The U.S. Department of Labor’s fiduciary rule, designed to eliminate conflicts of interest by requiring all professionals who provide retirement investment advice to put their clients’ best interest before their own profits, will go into effect on April 10.
While the fiduciary rule may seem straightforward on the surface, it will have wide-ranging effects that will ripple across the wealth management industry, including financial adviser recruitment and compensation.
As a result of the DOL fiduciary rule going into effect this year (unless President-elect Trump’s new DOL head reverses course), wealth management recruiting deals have changed dramatically.
Adviser recruitment incentives
The compensation levels that the wirehouses and other wealth management firms pay typically do not switch much year-to-year, but there have been recent developments with sign-on offers and deals due to the DOL’s fourth-quarter announcements and clarifications for their new set of rules and guidelines that involve financial advisers.
“They issued strong language on not using back-end bonuses that might encourage recently hired advisers to push clients too hard or inappropriately into new sales or revenue generating situations,” said Andy Tasnady, managing partner of Tasnady & Associates, a strategic consultancy specializing in compensation. “This has led to some suspensions and removal of back-end bonuses in new offers and a restructuring of deal calculation basis.”

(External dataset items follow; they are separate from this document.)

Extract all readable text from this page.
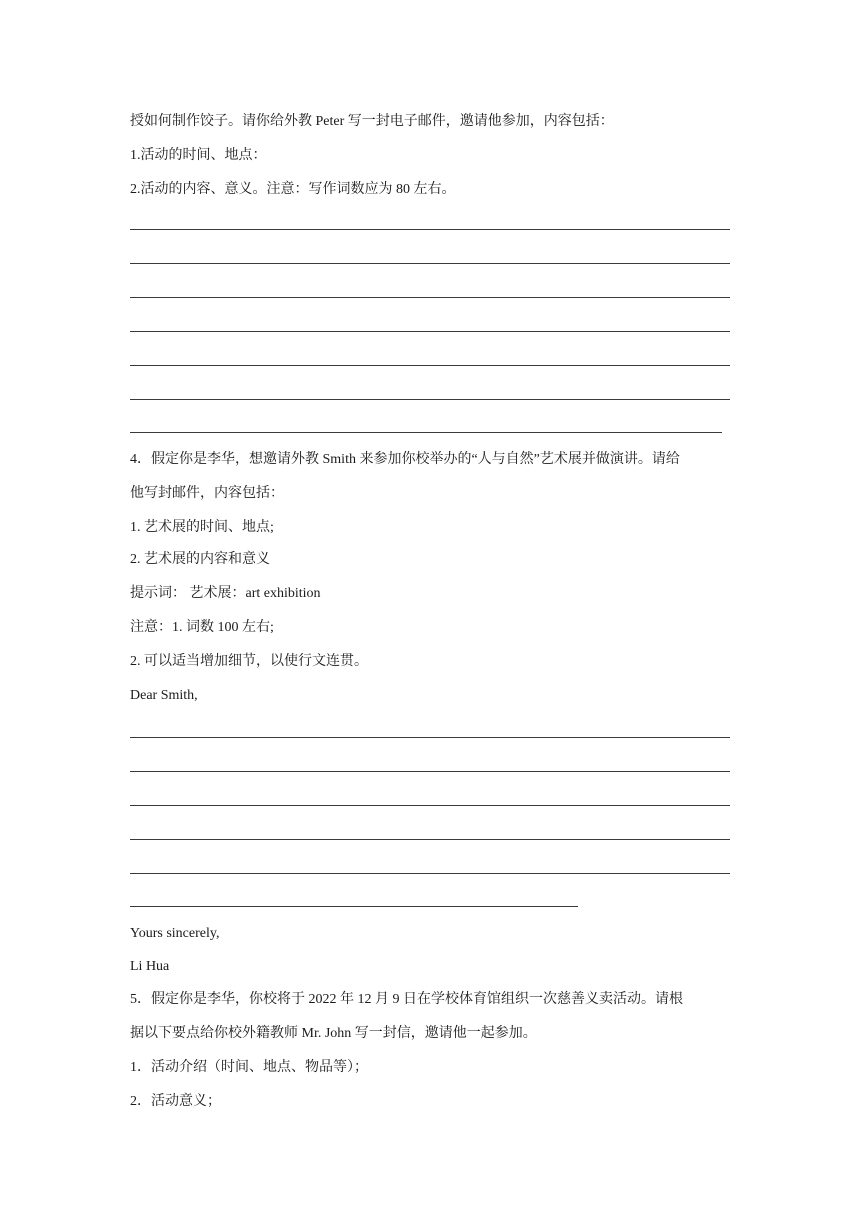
授如何制作饺子。请你给外教 Peter 写一封电子邮件，邀请他参加，内容包括：
1.活动的时间、地点：
2.活动的内容、意义。注意：写作词数应为 80 左右。
4．假定你是李华，想邀请外教 Smith 来参加你校举办的“人与自然”艺术展并做演讲。请给
他写封邮件，内容包括：
1. 艺术展的时间、地点;
2. 艺术展的内容和意义
提示词： 艺术展：art exhibition
注意：1. 词数 100 左右;
2. 可以适当增加细节，以使行文连贯。
Dear Smith,
Yours sincerely,
Li Hua
5．假定你是李华，你校将于 2022 年 12 月 9 日在学校体育馆组织一次慈善义卖活动。请根
据以下要点给你校外籍教师 Mr. John 写一封信，邀请他一起参加。
1．活动介绍（时间、地点、物品等）；
2．活动意义；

The easiest way to summarize the new principles is to say, no assets and revenues derived from retirement accounts can be used to calculate back-end recruiting incentives, because the DOL has determined that poses a potential conflict of interest.

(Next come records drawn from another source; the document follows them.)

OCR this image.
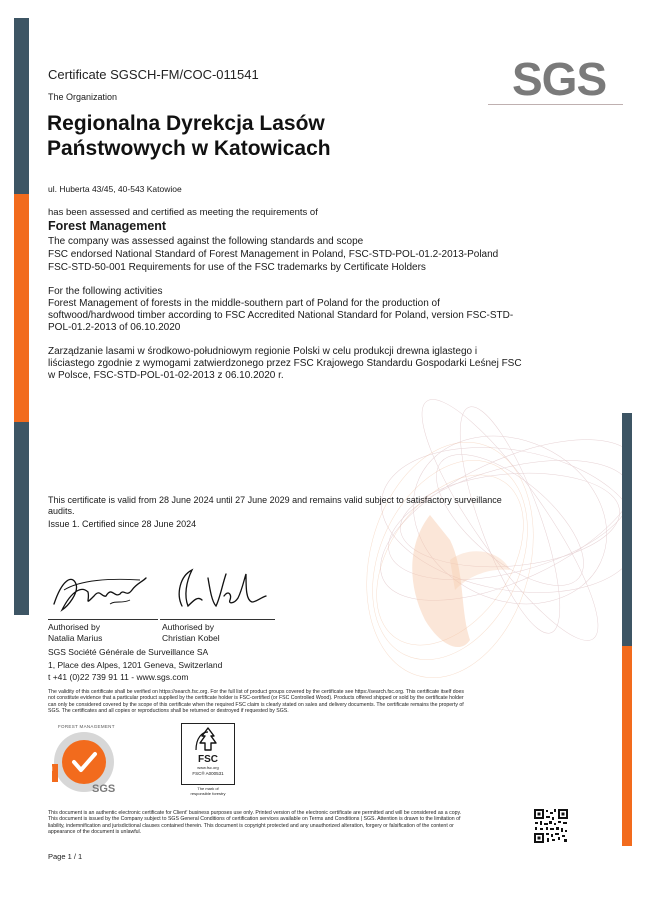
SGS
Certificate SGSCH-FM/COC-011541
The Organization
Regionalna Dyrekcja Lasów
Państwowych w Katowicach
ul. Huberta 43/45, 40-543 Katowioe
has been assessed and certified as meeting the requirements of
Forest Management
The company was assessed against the following standards and scope
FSC endorsed National Standard of Forest Management in Poland, FSC-STD-POL-01.2-2013-Poland
FSC-STD-50-001 Requirements for use of the FSC trademarks by Certificate Holders
For the following activities
Forest Management of forests in the middle-southern part of Poland for the production of
softwood/hardwood timber according to FSC Accredited National Standard for Poland, version FSC-STD-
POL-01.2-2013 of 06.10.2020
Zarządzanie lasami w środkowo-południowym regionie Polski w celu produkcji drewna iglastego i
liściastego zgodnie z wymogami zatwierdzonego przez FSC Krajowego Standardu Gospodarki Leśnej FSC
w Polsce, FSC-STD-POL-01-02-2013 z 06.10.2020 r.
This certificate is valid from 28 June 2024 until 27 June 2029 and remains valid subject to satisfactory surveillance
audits.
Issue 1. Certified since 28 June 2024
Authorised by
Natalia Marius
Authorised by
Christian Kobel
SGS Société Générale de Surveillance SA
1, Place des Alpes, 1201 Geneva, Switzerland
t +41 (0)22 739 91 11 - www.sgs.com
The validity of this certificate shall be verified on https://search.fsc.org. For the full list of product groups covered by the certificate see https://search.fsc.org. This certificate itself does
not constitute evidence that a particular product supplied by the certificate holder is FSC-certified (or FSC Controlled Wood). Products offered shipped or sold by the certificate holder
can only be considered covered by the scope of this certificate when the required FSC claim is clearly stated on sales and delivery documents. The certificate remains the property of
SGS. The certificates and all copies or reproductions shall be returned or destroyed if requested by SGS.
FOREST MANAGEMENT
FM
SGS
FSC
www.fsc.org
FSC® A000531
The mark of
responsible forestry
This document is an authentic electronic certificate for Client' business purposes use only. Printed version of the electronic certificate are permitted and will be considered as a copy.
This document is issued by the Company subject to SGS General Conditions of certification services available on Terms and Conditions | SGS. Attention is drawn to the limitation of
liability, indemnification and jurisdictional clauses contained therein. This document is copyright protected and any unauthorized alteration, forgery or falsification of the content or
appearance of the document is unlawful.
Page 1 / 1
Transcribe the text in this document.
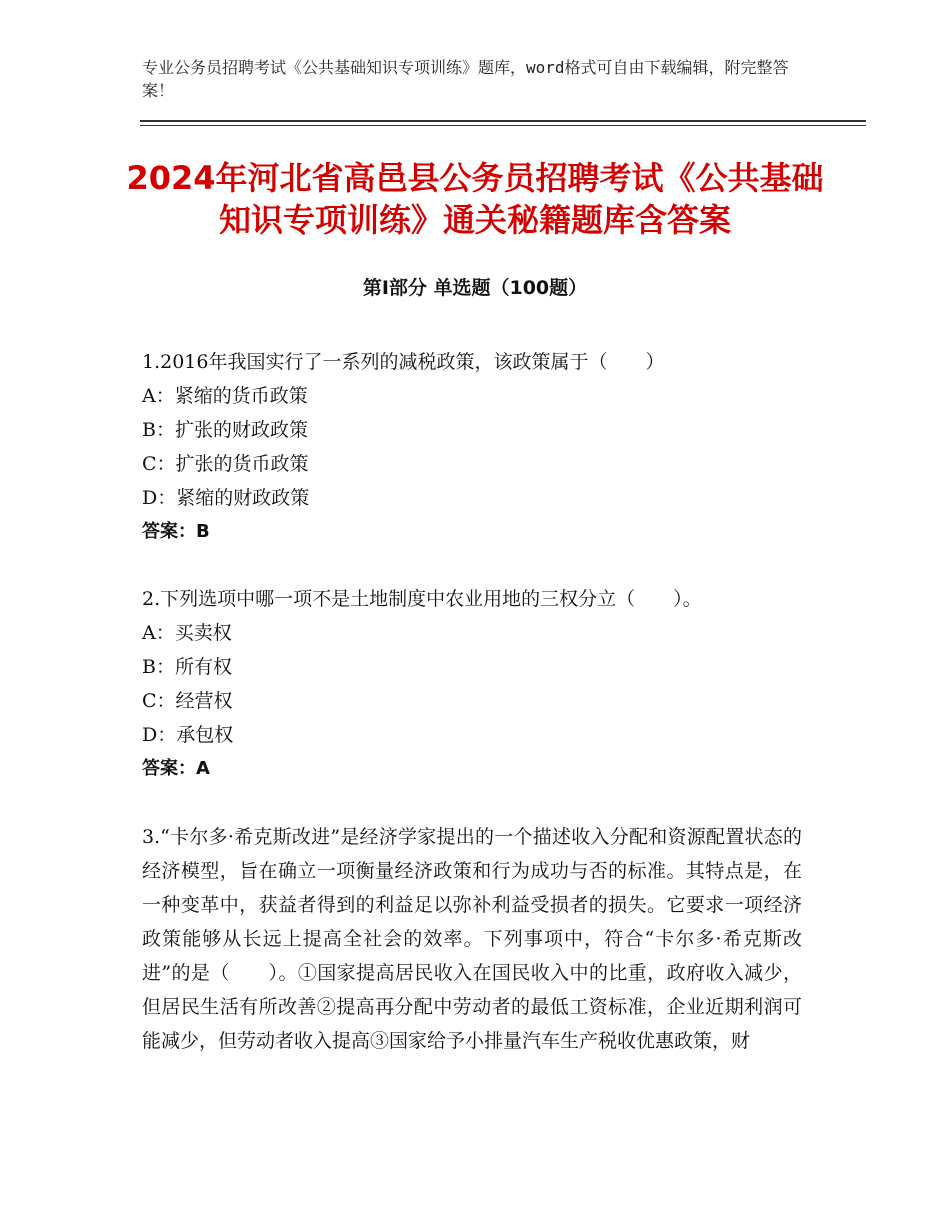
专业公务员招聘考试《公共基础知识专项训练》题库，word格式可自由下载编辑，附完整答案！
2024年河北省高邑县公务员招聘考试《公共基础知识专项训练》通关秘籍题库含答案
第Ⅰ部分 单选题（100题）
1.2016年我国实行了一系列的减税政策，该政策属于（　　）
A：紧缩的货币政策
B：扩张的财政政策
C：扩张的货币政策
D：紧缩的财政政策
答案：B
2.下列选项中哪一项不是土地制度中农业用地的三权分立（　　）。
A：买卖权
B：所有权
C：经营权
D：承包权
答案：A
3.“卡尔多·希克斯改进”是经济学家提出的一个描述收入分配和资源配置状态的经济模型，旨在确立一项衡量经济政策和行为成功与否的标准。其特点是，在一种变革中，获益者得到的利益足以弥补利益受损者的损失。它要求一项经济政策能够从长远上提高全社会的效率。下列事项中，符合“卡尔多·希克斯改进”的是（　　）。①国家提高居民收入在国民收入中的比重，政府收入减少，但居民生活有所改善②提高再分配中劳动者的最低工资标准，企业近期利润可能减少，但劳动者收入提高③国家给予小排量汽车生产税收优惠政策，财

As a result, one of the Big 4 wirehouses has gone from a potential 340% [of annual gross revenue] deal to a 250% capped deal, according to Jeffrey Bischoff, the president and founder of Old Greenwich Consultants, a headhunter focused on the private wealth management sector.
“Yes, they are all still paying 150% up front for top teams, and even as high as 175%, but back-ends have shrunk, for now,” Bischoff said. “It is funny how fast the forces of capitalism can influence decisions around things like signing home-run hitters and the acquisition cost of top financial advisors.

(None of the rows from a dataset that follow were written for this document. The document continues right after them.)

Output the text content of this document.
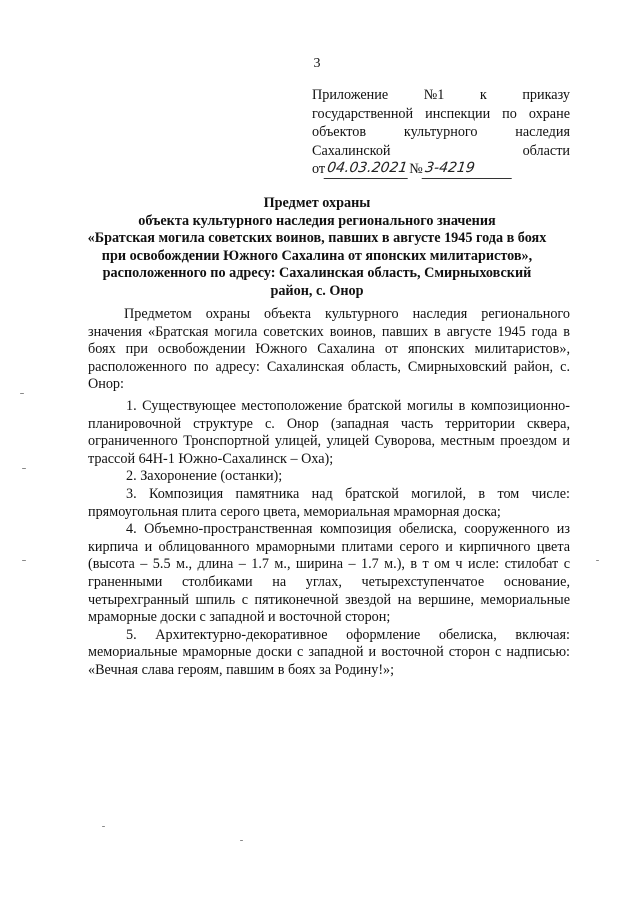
3
Приложение	№1	к	приказу
государственной инспекции по охране
объектов	культурного	наследия
Сахалинской	области
от 04.03.2021 № 3-4219
Предмет охраны
объекта культурного наследия регионального значения
«Братская могила советских воинов, павших в августе 1945 года в боях
при освобождении Южного Сахалина от японских милитаристов»,
расположенного по адресу: Сахалинская область, Смирныховский
район, с. Онор

Предметом охраны объекта культурного наследия регионального значения «Братская могила советских воинов, павших в августе 1945 года в боях при освобождении Южного Сахалина от японских милитаристов», расположенного по адресу: Сахалинская область, Смирныховский район, с. Онор:

1. Существующее местоположение братской могилы в композиционно-планировочной структуре с. Онор (западная часть территории сквера, ограниченного Тронспортной улицей, улицей Суворова, местным проездом и трассой 64Н-1 Южно-Сахалинск – Оха);

2. Захоронение (останки);

3. Композиция памятника над братской могилой, в том числе: прямоугольная плита серого цвета, мемориальная мраморная доска;

4. Объемно-пространственная композиция обелиска, сооруженного из кирпича и облицованного мраморными плитами серого и кирпичного цвета (высота – 5.5 м., длина – 1.7 м., ширина – 1.7 м.), в т ом ч исле: стилобат с граненными столбиками на углах, четырехступенчатое основание, четырехгранный шпиль с пятиконечной звездой на вершине, мемориальные мраморные доски с западной и восточной сторон;

5. Архитектурно-декоративное оформление обелиска, включая: мемориальные мраморные доски с западной и восточной сторон с надписью: «Вечная слава героям, павшим в боях за Родину!»;
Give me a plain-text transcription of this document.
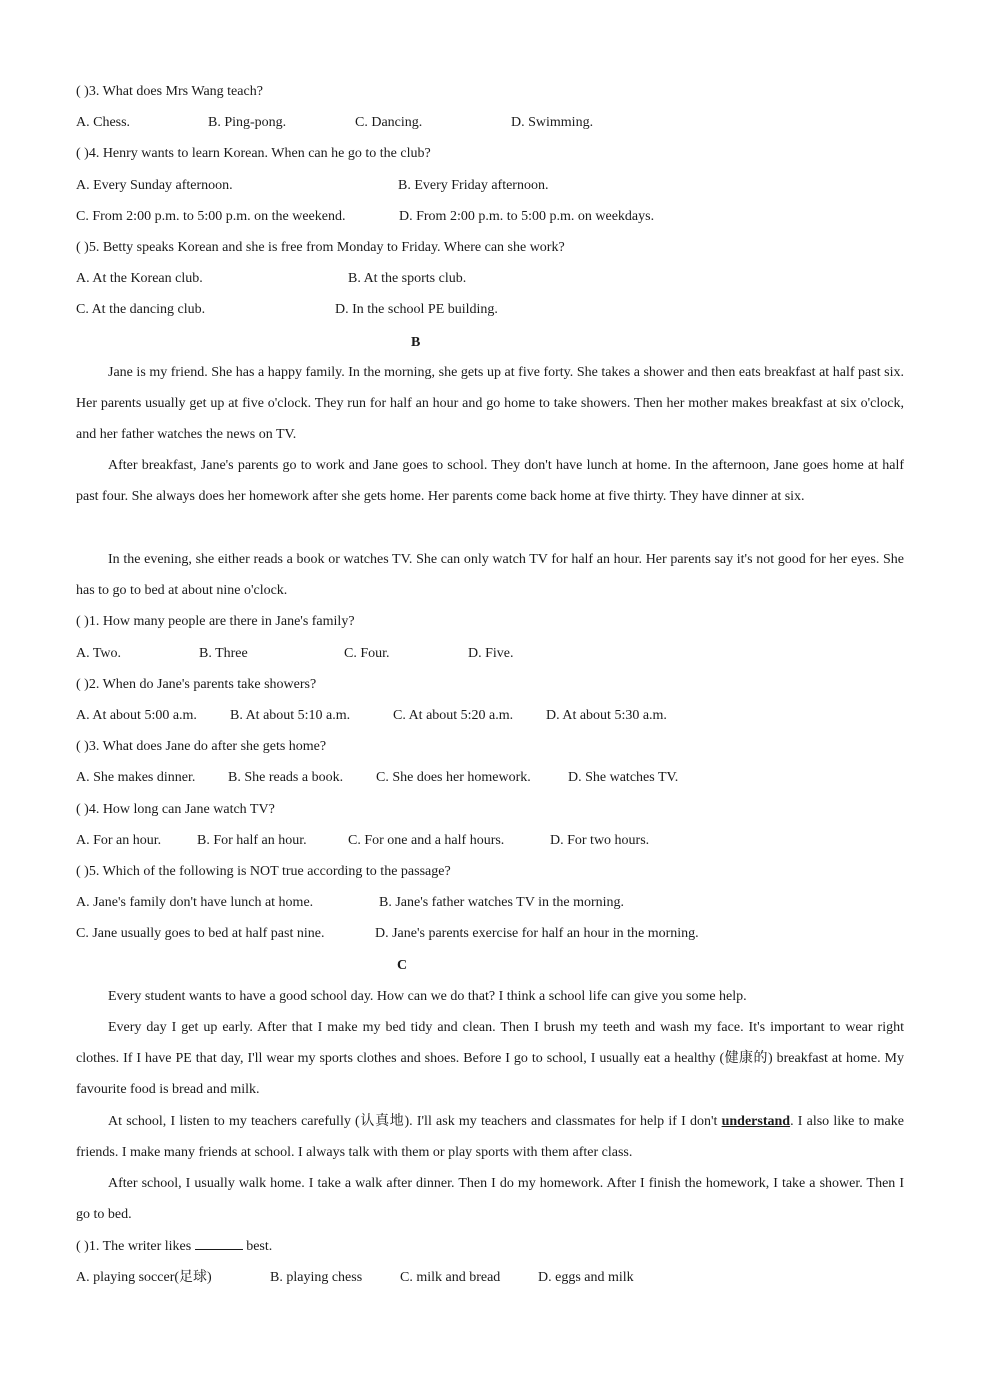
( )3. What does Mrs Wang teach?
A. Chess.	B. Ping-pong.	C. Dancing.	D. Swimming.
( )4. Henry wants to learn Korean. When can he go to the club?
A. Every Sunday afternoon.	B. Every Friday afternoon.
C. From 2:00 p.m. to 5:00 p.m. on the weekend.	D. From 2:00 p.m. to 5:00 p.m. on weekdays.
( )5. Betty speaks Korean and she is free from Monday to Friday. Where can she work?
A. At the Korean club.	B. At the sports club.
C. At the dancing club.	D. In the school PE building.
B
Jane is my friend. She has a happy family. In the morning, she gets up at five forty. She takes a shower and then eats breakfast at half past six. Her parents usually get up at five o'clock. They run for half an hour and go home to take showers. Then her mother makes breakfast at six o'clock, and her father watches the news on TV.
After breakfast, Jane's parents go to work and Jane goes to school. They don't have lunch at home. In the afternoon, Jane goes home at half past four. She always does her homework after she gets home. Her parents come back home at five thirty. They have dinner at six.
In the evening, she either reads a book or watches TV. She can only watch TV for half an hour. Her parents say it's not good for her eyes. She has to go to bed at about nine o'clock.
( )1. How many people are there in Jane's family?
A. Two.	B. Three	C. Four.	D. Five.
( )2. When do Jane's parents take showers?
A. At about 5:00 a.m. B. At about 5:10 a.m.	C. At about 5:20 a.m. D. At about 5:30 a.m.
( )3. What does Jane do after she gets home?
A. She makes dinner. B. She reads a book. C. She does her homework.	D. She watches TV.
( )4. How long can Jane watch TV?
A. For an hour.	B. For half an hour.	C. For one and a half hours.	D. For two hours.
( )5. Which of the following is NOT true according to the passage?
A. Jane's family don't have lunch at home.	B. Jane's father watches TV in the morning.
C. Jane usually goes to bed at half past nine.	D. Jane's parents exercise for half an hour in the morning.
C
Every student wants to have a good school day. How can we do that? I think a school life can give you some help.
Every day I get up early. After that I make my bed tidy and clean. Then I brush my teeth and wash my face. It's important to wear right clothes. If I have PE that day, I'll wear my sports clothes and shoes. Before I go to school, I usually eat a healthy (健康的) breakfast at home. My favourite food is bread and milk.
At school, I listen to my teachers carefully (认真地). I'll ask my teachers and classmates for help if I don't understand. I also like to make friends. I make many friends at school. I always talk with them or play sports with them after class.
After school, I usually walk home. I take a walk after dinner. Then I do my homework. After I finish the homework, I take a shower. Then I go to bed.
( )1. The writer likes	best.
A. playing soccer(足球)	B. playing chess	C. milk and bread	D. eggs and milk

“The recruiting wars inside the financial services industry have always had ebbs and flows, legal pronouncements and policy changes, and it always seems to come back to the laws of supply and demand,” he said. “Recruiting is picking up across all sectors and geographies in the wealth management business; 2017 is going to be a wild ride, buckle your seat belts.”
Will Trump get involved?
In the short run, the pending fiduciary rule has slowed new-hire activity – some big firms even suspended their deals for a bit while they reviewed the situation – and it also reduced the size of many potential deals, Tasnady said. However, the incoming Trump administration is a wild card.
“It is still being sorted out by the firms, and might still evolve again during the first quarter of this year depending on the new administration and what they might do to alter the DOL guidelines once in office after January 20th,” he said.